L'affaire Kanhaiya is symptomatic of the extreme polarisation between the supporters of the BJP and the ragtag combination of left of Centre and regional parties, which is also reflected in the media scrum, and this is an unfortunate development for India.

The Rohith Vemula suicide case at Hyderabad Central University followed clashes with the Rashtriya Swayamsevak Sangh student wing over a protest organised by the Ambedkar Students Association about the hanging of Mumbai blast convict Yakub Memon. And the turmoil at JNU began with an event in support of Parliament attack convict Afzal Guru, with references to 'Brahmanical collective conscience.'

Both incidents point to increased tensions on Indian college campuses between two opposing camps of pro- and anti-BJP supporters, and upper caste versus Dalit students. One group of IIT-Bombay faculty members has sent a letter to the President stating that 'some institutes of higher learning have become "safe havens" for activities that are not in nation's interests' and urged him to ask that students not become 'victims of the ideological warfare' on campuses.

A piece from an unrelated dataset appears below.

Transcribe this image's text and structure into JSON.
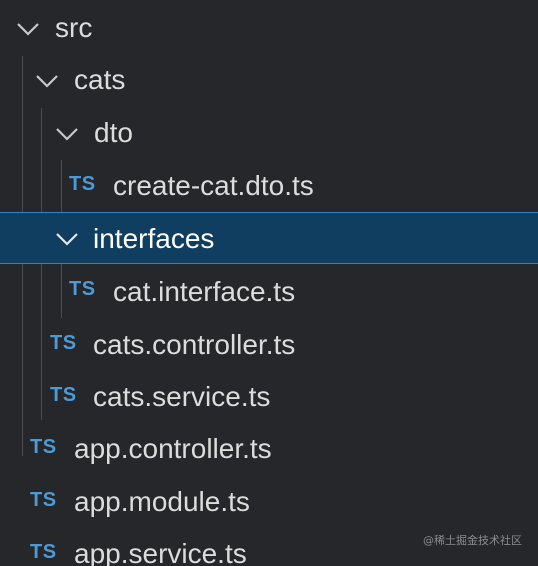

An opposing viewpoint was expressed by 42 faculty members also at IIT-Bombay who have come out in support of the JNU students, saying that the 'State cannot define who is an Indian and what is nationalism.' They have also condemned State intervention in various educational institutions, terming it as 'attempts to stifle dissent and suppress differences.'

It is time for better sense to prevail and the onus is on the leaders of both the ruling party and the Opposition to calm the waters. The BJP should avoid escalating every local issue and minor provocation into a national crisis and claiming a 'holier than thou' monopoly on patriotism. And the Opposition should avoid paying the government back in the same coin by crying wolf about intolerance at the slightest provocation.

For all its challenges, India is fundamentally a tolerant country, though there are intolerant Indians on both sides of the political spectrum.

IMAGE: Kanhaiya Kumar after his release on bail. Photograph: Kamal Singh/PTI

Ram Kelkar is a Chicago-based writer.